Black Knight found that 3% of homes mortgaged in 2021 have less than 10% equity, which was a byproduct of the historic home price growth over the year.

“The greatest equity challenges face those mortgage holders who purchased their homes between May and July of this year,” Walden said. “Nearly 10% of these folks are already at least marginally underwater and more than 30% have less than 10% equity.”

But whether home price growth will in fact be negative by the end of next year is still an open question. While annual price depreciation is expected by next spring, values are expected to grow 4.1% on a year-over-year basis by October 2023, CoreLogic predicted.

However, some areas will fare worse than most of the nation, the Redfin analysis found. Sacramento, California will fare the worst with a 4% price drop, which would leave 9% of homeowners underwater.

The typical Sacramento home bought in the last two years would lose roughly $17,000 in value with a 4% price decline next year. The other metros that would lose value at that size of a drop are all tech towns, the Bay Area trio of San Francisco, San Jose and Oakland, along with Seattle.

On a percentage basis, after Sacramento is Phoenix, 7.3%; Virginia Beach, Virginia, 7.3%; Oakland, 6.6%; and Seattle 6.4%.

Virginia Beach situation is unique because many area borrowers obtain 0% down Veterans Affairs mortgages and thus are purchasing a house holding no equity.

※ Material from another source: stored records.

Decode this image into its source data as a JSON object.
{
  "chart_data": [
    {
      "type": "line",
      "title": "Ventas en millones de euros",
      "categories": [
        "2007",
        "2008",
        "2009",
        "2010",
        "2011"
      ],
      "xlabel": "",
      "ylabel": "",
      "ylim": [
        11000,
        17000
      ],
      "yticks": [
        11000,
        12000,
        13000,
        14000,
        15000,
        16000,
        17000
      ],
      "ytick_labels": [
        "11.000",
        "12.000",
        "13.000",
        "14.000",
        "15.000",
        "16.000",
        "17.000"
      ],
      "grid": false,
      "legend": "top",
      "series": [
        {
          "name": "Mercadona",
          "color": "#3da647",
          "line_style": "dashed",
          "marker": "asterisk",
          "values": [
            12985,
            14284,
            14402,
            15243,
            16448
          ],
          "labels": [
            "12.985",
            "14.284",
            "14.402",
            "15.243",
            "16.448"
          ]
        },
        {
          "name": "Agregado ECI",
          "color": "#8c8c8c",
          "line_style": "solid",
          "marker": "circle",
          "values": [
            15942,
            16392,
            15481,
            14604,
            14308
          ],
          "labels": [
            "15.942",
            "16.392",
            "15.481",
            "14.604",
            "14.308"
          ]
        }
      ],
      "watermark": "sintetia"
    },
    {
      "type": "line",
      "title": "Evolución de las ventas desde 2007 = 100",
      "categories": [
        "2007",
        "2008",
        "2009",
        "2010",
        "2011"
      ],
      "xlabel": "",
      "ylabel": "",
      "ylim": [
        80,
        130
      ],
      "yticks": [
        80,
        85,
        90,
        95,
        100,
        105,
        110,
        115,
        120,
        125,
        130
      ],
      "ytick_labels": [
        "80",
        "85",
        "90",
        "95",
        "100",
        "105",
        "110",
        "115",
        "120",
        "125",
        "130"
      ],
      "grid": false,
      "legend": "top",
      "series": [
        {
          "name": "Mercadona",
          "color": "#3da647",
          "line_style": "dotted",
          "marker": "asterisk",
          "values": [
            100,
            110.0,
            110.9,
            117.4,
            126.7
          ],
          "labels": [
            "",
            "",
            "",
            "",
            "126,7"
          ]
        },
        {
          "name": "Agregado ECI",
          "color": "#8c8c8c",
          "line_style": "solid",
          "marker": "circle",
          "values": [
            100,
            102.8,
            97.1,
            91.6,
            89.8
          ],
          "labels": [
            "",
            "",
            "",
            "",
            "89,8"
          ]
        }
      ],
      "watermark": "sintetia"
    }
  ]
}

On the other hand, the South Florida cities of Miami, Fort Lauderdale and West Palm Beach would have between 0.2% and 0.3% of local homeowners underwater if prices dropped 4%.

“Recent homebuyers in parts of Florida are sitting pretty because home prices there have risen even more dramatically than they have in the rest of the country and they haven’t come close to falling,” Bokhari said. “Values in Florida are resilient because there’s still a fair amount of demand from remote workers and retirees who are relocating from more expensive areas.”